13 mayo, 2022

En el secreto

“Pero tú, cuando ores, entra en tu cuarto, cierra la puerta y ora a tu Padre, que está en lo secreto…” San Mateo 6,6.

“Pero tú, cuando ores, entra en tu cuarto, cierra la puerta y ora a tu Padre, que está en lo secreto…” San Mateo 6,6. En el marco del sermón del monte, de cara a las tres grandes disciplinas del Reino: Dar, orar y ayunar; Jesús enfatiza que se debe hacer en secreto y que nuestro Padre que ve en secreto nos recompensará. 

Aquí, se establece uno de los principios más interesantes para nuestro crecimiento espiritual. Tiene que ver con el lugar de nuestra oración. Y más allá de cuál sea el lugar físico: la sala, el estudio, el baño, el oratorio, la oficina o el templo; la referencia es que debe ser un lugar secreto, en donde yo pueda estar a solas con Dios. Cerrar la puerta significa aislarme voluntariamente, abstraerme de las preocupaciones y circunstancias externas para dedicarme a compartir ese tiempo con mi Padre.

En ocasiones podemos sentir que Dios está distante, que estamos desconectados de Dios y nos esforzamos para sentir su presencia; pero, solo hay una manera de entrar a la presencia de Dios y es buscándolo en el lugar secreto. La maravillosa promesa es que, cuando nosotros lleguemos a ese lugar de intimidad, ya Dios nos está esperando. Ese lugar secreto se convierte en un portal al trono de Dios, el lugar donde disfrutaremos del mismísimo cielo. 

Queridos amigos: Vivimos tiempos difíciles, hay incertidumbre acerca del futuro y son muchas las necesidades manifiestas y sentidas; pero, no podemos confiar en que un cambio de gobierno o de ideología política traiga solución a los problemas que nos agobian. Creo que, en tiempos de necesidad, como los actuales, debemos acudir primero a Dios. 

Debemos buscar su rostro y esperar en él para recibir directrices y saber qué camino seguir. El lugar secreto se convierte en el umbral donde esperamos la poderosa intervención de Dios; trayendo, además, como recompensa, sabiduría y revelación fresca. 

En el capítulo siete, de la parábola de los dos cimientos, podemos aprender que, si edificamos nuestra vida sobre la intimidad de la relación con Dios en el lugar secreto, estaremos construyendo sobre la roca. El mensaje es inconfundible: Si escuchamos y hacemos las enseñanzas de Jesús, estaremos construyendo sobre los cimientos de una vida que resistirá las tormentas más duras. ¡Y seguro que algún día llegarán! 

Ahora, es posible que, algunas tormentas han golpeado o estén golpeando tu vida. Por lo que debo preguntar: ¿Tendrás los cimientos sólidos para sobrevivir a las tormentas? Creo que, uno de esos elementos que les dan firmeza y resistencia a nuestros cimientos es tener una vida secreta con Dios. Una vida dinámica de oración, en la búsqueda de Dios en el lugar secreto.

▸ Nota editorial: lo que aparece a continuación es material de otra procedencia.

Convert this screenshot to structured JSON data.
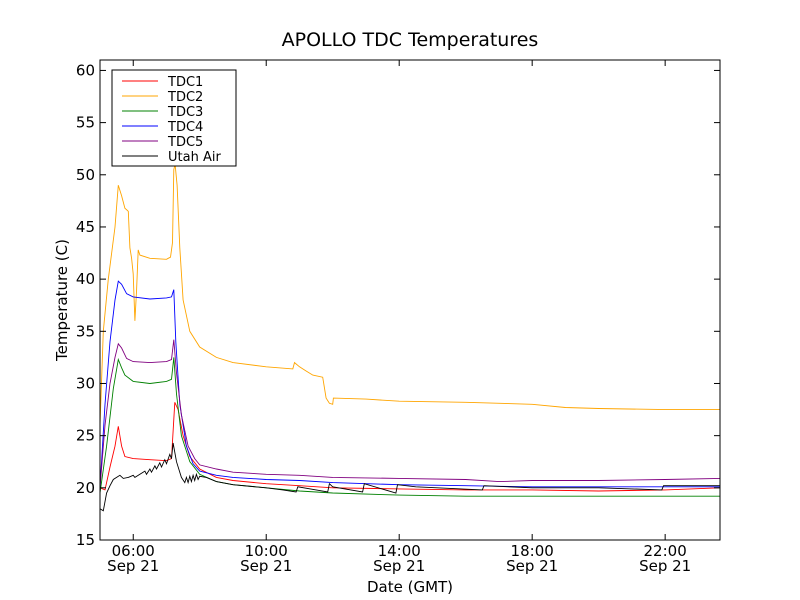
{
  "chart_data": {
    "type": "line",
    "title": "APOLLO TDC Temperatures",
    "xlabel": "Date (GMT)",
    "ylabel": "Temperature (C)",
    "xlim": [
      5.0,
      23.65
    ],
    "ylim": [
      15,
      61
    ],
    "x_units": "hours GMT on Sep 21",
    "grid": false,
    "legend_position": "top-left",
    "x_ticks": [
      {
        "value": 6,
        "time": "06:00",
        "date": "Sep 21"
      },
      {
        "value": 10,
        "time": "10:00",
        "date": "Sep 21"
      },
      {
        "value": 14,
        "time": "14:00",
        "date": "Sep 21"
      },
      {
        "value": 18,
        "time": "18:00",
        "date": "Sep 21"
      },
      {
        "value": 22,
        "time": "22:00",
        "date": "Sep 21"
      }
    ],
    "y_ticks": [
      15,
      20,
      25,
      30,
      35,
      40,
      45,
      50,
      55,
      60
    ],
    "series": [
      {
        "name": "TDC1",
        "color": "#ff0000",
        "points": [
          [
            5.0,
            20.0
          ],
          [
            5.15,
            19.8
          ],
          [
            5.3,
            22.0
          ],
          [
            5.45,
            24.0
          ],
          [
            5.55,
            25.9
          ],
          [
            5.65,
            24.0
          ],
          [
            5.75,
            23.0
          ],
          [
            6.0,
            22.8
          ],
          [
            6.5,
            22.7
          ],
          [
            7.0,
            22.6
          ],
          [
            7.15,
            22.8
          ],
          [
            7.25,
            28.2
          ],
          [
            7.35,
            27.5
          ],
          [
            7.5,
            25.0
          ],
          [
            7.7,
            23.0
          ],
          [
            8.0,
            21.8
          ],
          [
            8.5,
            21.0
          ],
          [
            9.0,
            20.7
          ],
          [
            10.0,
            20.4
          ],
          [
            11.0,
            20.2
          ],
          [
            12.0,
            20.0
          ],
          [
            14.0,
            19.9
          ],
          [
            16.0,
            19.8
          ],
          [
            18.0,
            19.8
          ],
          [
            20.0,
            19.7
          ],
          [
            22.0,
            19.8
          ],
          [
            23.65,
            20.0
          ]
        ]
      },
      {
        "name": "TDC2",
        "color": "#ffa500",
        "points": [
          [
            5.0,
            26.0
          ],
          [
            5.1,
            35.0
          ],
          [
            5.25,
            40.0
          ],
          [
            5.45,
            45.0
          ],
          [
            5.55,
            49.0
          ],
          [
            5.65,
            48.0
          ],
          [
            5.75,
            46.8
          ],
          [
            5.85,
            46.5
          ],
          [
            5.9,
            43.0
          ],
          [
            5.95,
            42.0
          ],
          [
            6.0,
            40.5
          ],
          [
            6.05,
            36.0
          ],
          [
            6.1,
            39.0
          ],
          [
            6.15,
            42.8
          ],
          [
            6.2,
            42.3
          ],
          [
            6.5,
            42.0
          ],
          [
            7.0,
            41.9
          ],
          [
            7.05,
            42.0
          ],
          [
            7.12,
            42.1
          ],
          [
            7.18,
            43.5
          ],
          [
            7.22,
            50.5
          ],
          [
            7.26,
            51.0
          ],
          [
            7.32,
            49.0
          ],
          [
            7.4,
            43.0
          ],
          [
            7.5,
            38.0
          ],
          [
            7.7,
            35.0
          ],
          [
            8.0,
            33.5
          ],
          [
            8.5,
            32.5
          ],
          [
            9.0,
            32.0
          ],
          [
            10.0,
            31.6
          ],
          [
            10.8,
            31.4
          ],
          [
            10.85,
            32.0
          ],
          [
            11.0,
            31.6
          ],
          [
            11.2,
            31.2
          ],
          [
            11.4,
            30.8
          ],
          [
            11.7,
            30.6
          ],
          [
            11.8,
            28.6
          ],
          [
            11.9,
            28.1
          ],
          [
            12.0,
            28.0
          ],
          [
            12.02,
            28.6
          ],
          [
            13.0,
            28.5
          ],
          [
            14.0,
            28.3
          ],
          [
            16.0,
            28.2
          ],
          [
            18.0,
            28.0
          ],
          [
            19.0,
            27.7
          ],
          [
            20.0,
            27.6
          ],
          [
            22.0,
            27.5
          ],
          [
            23.65,
            27.5
          ]
        ]
      },
      {
        "name": "TDC3",
        "color": "#008000",
        "points": [
          [
            5.0,
            19.5
          ],
          [
            5.2,
            24.0
          ],
          [
            5.4,
            29.5
          ],
          [
            5.55,
            32.3
          ],
          [
            5.65,
            31.5
          ],
          [
            5.75,
            30.8
          ],
          [
            6.0,
            30.2
          ],
          [
            6.5,
            30.0
          ],
          [
            7.0,
            30.2
          ],
          [
            7.15,
            30.4
          ],
          [
            7.22,
            32.5
          ],
          [
            7.3,
            29.0
          ],
          [
            7.45,
            25.0
          ],
          [
            7.7,
            22.5
          ],
          [
            8.0,
            21.3
          ],
          [
            8.5,
            20.6
          ],
          [
            9.0,
            20.3
          ],
          [
            10.0,
            20.0
          ],
          [
            11.0,
            19.7
          ],
          [
            12.0,
            19.5
          ],
          [
            14.0,
            19.3
          ],
          [
            16.0,
            19.2
          ],
          [
            18.0,
            19.2
          ],
          [
            20.0,
            19.2
          ],
          [
            22.0,
            19.2
          ],
          [
            23.65,
            19.2
          ]
        ]
      },
      {
        "name": "TDC4",
        "color": "#0000ff",
        "points": [
          [
            5.0,
            20.0
          ],
          [
            5.15,
            28.0
          ],
          [
            5.3,
            34.0
          ],
          [
            5.45,
            38.0
          ],
          [
            5.55,
            39.8
          ],
          [
            5.65,
            39.5
          ],
          [
            5.8,
            38.6
          ],
          [
            6.0,
            38.3
          ],
          [
            6.5,
            38.1
          ],
          [
            7.0,
            38.2
          ],
          [
            7.15,
            38.3
          ],
          [
            7.22,
            39.0
          ],
          [
            7.28,
            34.0
          ],
          [
            7.4,
            28.0
          ],
          [
            7.6,
            24.0
          ],
          [
            7.8,
            22.3
          ],
          [
            8.0,
            21.6
          ],
          [
            8.5,
            21.2
          ],
          [
            9.0,
            21.0
          ],
          [
            10.0,
            20.8
          ],
          [
            11.0,
            20.7
          ],
          [
            12.0,
            20.5
          ],
          [
            14.0,
            20.3
          ],
          [
            16.0,
            20.2
          ],
          [
            18.0,
            20.1
          ],
          [
            20.0,
            20.1
          ],
          [
            22.0,
            20.1
          ],
          [
            23.65,
            20.1
          ]
        ]
      },
      {
        "name": "TDC5",
        "color": "#800080",
        "points": [
          [
            5.0,
            20.0
          ],
          [
            5.15,
            26.0
          ],
          [
            5.3,
            30.0
          ],
          [
            5.45,
            32.5
          ],
          [
            5.55,
            33.8
          ],
          [
            5.65,
            33.4
          ],
          [
            5.8,
            32.4
          ],
          [
            6.0,
            32.1
          ],
          [
            6.5,
            32.0
          ],
          [
            7.0,
            32.1
          ],
          [
            7.15,
            32.3
          ],
          [
            7.22,
            34.2
          ],
          [
            7.3,
            31.0
          ],
          [
            7.45,
            27.0
          ],
          [
            7.65,
            24.0
          ],
          [
            7.85,
            22.8
          ],
          [
            8.0,
            22.2
          ],
          [
            8.5,
            21.8
          ],
          [
            9.0,
            21.5
          ],
          [
            10.0,
            21.3
          ],
          [
            11.0,
            21.2
          ],
          [
            12.0,
            21.0
          ],
          [
            14.0,
            20.9
          ],
          [
            16.0,
            20.8
          ],
          [
            17.0,
            20.6
          ],
          [
            18.0,
            20.7
          ],
          [
            20.0,
            20.7
          ],
          [
            22.0,
            20.8
          ],
          [
            23.65,
            20.9
          ]
        ]
      },
      {
        "name": "Utah Air",
        "color": "#000000",
        "points": [
          [
            5.0,
            18.0
          ],
          [
            5.1,
            17.8
          ],
          [
            5.2,
            19.5
          ],
          [
            5.3,
            20.2
          ],
          [
            5.4,
            20.8
          ],
          [
            5.5,
            21.0
          ],
          [
            5.6,
            21.2
          ],
          [
            5.7,
            20.9
          ],
          [
            5.85,
            21.0
          ],
          [
            6.0,
            21.2
          ],
          [
            6.05,
            21.0
          ],
          [
            6.2,
            21.3
          ],
          [
            6.35,
            21.6
          ],
          [
            6.4,
            21.3
          ],
          [
            6.5,
            21.8
          ],
          [
            6.55,
            21.5
          ],
          [
            6.65,
            22.1
          ],
          [
            6.7,
            21.8
          ],
          [
            6.8,
            22.4
          ],
          [
            6.85,
            22.0
          ],
          [
            6.95,
            22.7
          ],
          [
            7.0,
            22.3
          ],
          [
            7.1,
            23.2
          ],
          [
            7.15,
            22.8
          ],
          [
            7.2,
            24.3
          ],
          [
            7.3,
            22.5
          ],
          [
            7.45,
            21.0
          ],
          [
            7.55,
            20.5
          ],
          [
            7.6,
            21.0
          ],
          [
            7.65,
            20.5
          ],
          [
            7.7,
            21.1
          ],
          [
            7.75,
            20.6
          ],
          [
            7.8,
            21.2
          ],
          [
            7.85,
            20.7
          ],
          [
            7.9,
            21.3
          ],
          [
            7.95,
            20.8
          ],
          [
            8.0,
            21.1
          ],
          [
            8.2,
            21.0
          ],
          [
            8.5,
            20.6
          ],
          [
            9.0,
            20.3
          ],
          [
            10.0,
            20.0
          ],
          [
            10.5,
            19.8
          ],
          [
            10.9,
            19.6
          ],
          [
            10.95,
            20.1
          ],
          [
            11.5,
            19.8
          ],
          [
            11.85,
            19.6
          ],
          [
            11.9,
            20.4
          ],
          [
            12.0,
            20.1
          ],
          [
            12.9,
            19.6
          ],
          [
            12.95,
            20.4
          ],
          [
            13.9,
            19.5
          ],
          [
            13.95,
            20.3
          ],
          [
            14.5,
            20.1
          ],
          [
            16.5,
            19.8
          ],
          [
            16.55,
            20.2
          ],
          [
            18.0,
            20.0
          ],
          [
            20.0,
            20.0
          ],
          [
            21.9,
            19.8
          ],
          [
            21.95,
            20.2
          ],
          [
            23.65,
            20.2
          ]
        ]
      }
    ]
  }
}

Ese lugar secreto será nuestro refugio que nos protegerá y equipará para soportar las tormentas que se originen en la furia de nuestros enemigos, en los enredos de las circunstancias, en las distracciones del mundo o en nuestras malas decisiones; pero, nunca nos separarán del amor de Dios que es Cristo Jesús, Señor nuestro. 

Busca un lugar, donde puedas orar, con la puerta cerrada, a tu Padre en secreto y tu Padre que ve en lo secreto, te recompensará.   Fuerte abrazo en Cristo.